From antiquity, in the Islamic world there have been tendencies by the names of gnosis ( `iron) and sufism (tasawwuf), and from the 4th/10th to 8th/14th centuries they reached their summit in many countries such as Iran and Turkey. Today, there are various sufi sects all over the world. Similar tendencies also may be found among the followers of the other religions. Considering this common aspect, it is natural for the question to be raised as to whether there really is any such thing as Islamic gnosis to be found in Islam, or whether Muslims have taken this from others, so that what is called Islamic gnosis is really the gnosis of Muslims, not a truly Islamic gnosis. If there is such a thing as gnosis in Islam, is this the very thing which currently exists among Muslims, or has it been subjected to changes?
In answering these questions, some have absolutely denied the existence of gnosis in Islam and have regarded it as heretical innovation to be repudiated. Others consider it to have come from outside the context of Islam, while holding it to be compatible with it. In this line, some have said that sufism is an acceptable innovation in Islam, like monasticism in Christianity. In this regard, the Glorious Qur'an states:
And as for monasticism, they invented it themselves; We did not prescribe it for them, except for seeking the pleasure of Allah. (57:27)
Finally, there is a group who consider gnosis to be not only a part of Islam, but the kernel and spirit of it which comes from the Qur'an and prophetic sunnah, just as the other parts of Islam. It is not that it was adapted from other schools of thought and trends, and the aspects common to gnosis in Islam and other religions is no reason to hold that Islamic gnosis was derived from them, just as the similarities between the religious law (shari`ah) of Islam and the heavenly religious laws of the previous religions does not mean that the former was derived from the latter.

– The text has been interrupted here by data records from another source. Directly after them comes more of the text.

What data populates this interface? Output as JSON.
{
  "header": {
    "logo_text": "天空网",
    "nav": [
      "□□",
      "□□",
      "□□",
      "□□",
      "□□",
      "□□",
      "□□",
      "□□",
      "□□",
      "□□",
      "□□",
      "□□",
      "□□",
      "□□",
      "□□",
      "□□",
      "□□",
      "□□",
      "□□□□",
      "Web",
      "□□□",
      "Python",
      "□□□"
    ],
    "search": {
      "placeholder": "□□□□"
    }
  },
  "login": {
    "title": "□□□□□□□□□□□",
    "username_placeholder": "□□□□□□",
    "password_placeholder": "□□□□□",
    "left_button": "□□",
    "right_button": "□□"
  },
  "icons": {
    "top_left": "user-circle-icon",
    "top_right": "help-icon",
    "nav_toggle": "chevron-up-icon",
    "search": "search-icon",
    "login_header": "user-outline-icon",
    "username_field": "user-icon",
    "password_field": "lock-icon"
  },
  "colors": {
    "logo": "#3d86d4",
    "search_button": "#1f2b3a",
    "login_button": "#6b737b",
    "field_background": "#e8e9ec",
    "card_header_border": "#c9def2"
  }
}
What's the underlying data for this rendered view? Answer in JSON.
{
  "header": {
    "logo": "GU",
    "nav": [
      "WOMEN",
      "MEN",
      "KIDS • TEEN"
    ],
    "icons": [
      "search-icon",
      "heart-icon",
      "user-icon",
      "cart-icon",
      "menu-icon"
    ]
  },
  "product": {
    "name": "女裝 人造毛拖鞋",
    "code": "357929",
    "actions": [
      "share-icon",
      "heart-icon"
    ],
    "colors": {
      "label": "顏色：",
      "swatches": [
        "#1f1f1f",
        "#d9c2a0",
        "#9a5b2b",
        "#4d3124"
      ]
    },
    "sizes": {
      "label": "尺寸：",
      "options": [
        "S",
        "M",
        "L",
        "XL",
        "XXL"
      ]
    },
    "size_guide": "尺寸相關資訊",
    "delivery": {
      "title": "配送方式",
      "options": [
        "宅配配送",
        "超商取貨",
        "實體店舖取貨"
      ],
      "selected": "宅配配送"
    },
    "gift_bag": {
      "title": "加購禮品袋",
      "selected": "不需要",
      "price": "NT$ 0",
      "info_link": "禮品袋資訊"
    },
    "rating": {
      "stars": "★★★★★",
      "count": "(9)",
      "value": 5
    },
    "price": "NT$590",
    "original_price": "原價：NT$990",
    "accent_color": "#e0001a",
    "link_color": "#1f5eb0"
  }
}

We approve of the last response to the question, and we add that the assertion of the originality of Islamic gnosis is not to condone whatever has been called gnosis or sufism in Islam. Likewise, it is not just any sort of creed or conduct found among groups related to Islam that can be considered truly Islamic beliefs and practices; otherwise, Islam would necessarily be a contradictory set of beliefs with a conflicting set of values, or there would be conflicting and contradictory Islams! In any case, with our admission of the originality of Islamic gnosis, a gnosis whose highest degree was reached by the Noble Prophet, may the Peace and Blessings of Allah be upon him and his folk, and his true successors, we do not deny the existence of foreign elements among the Muslim gnostics and sufis. Many of the views and manners of behaviour of the sufi orders are disputable.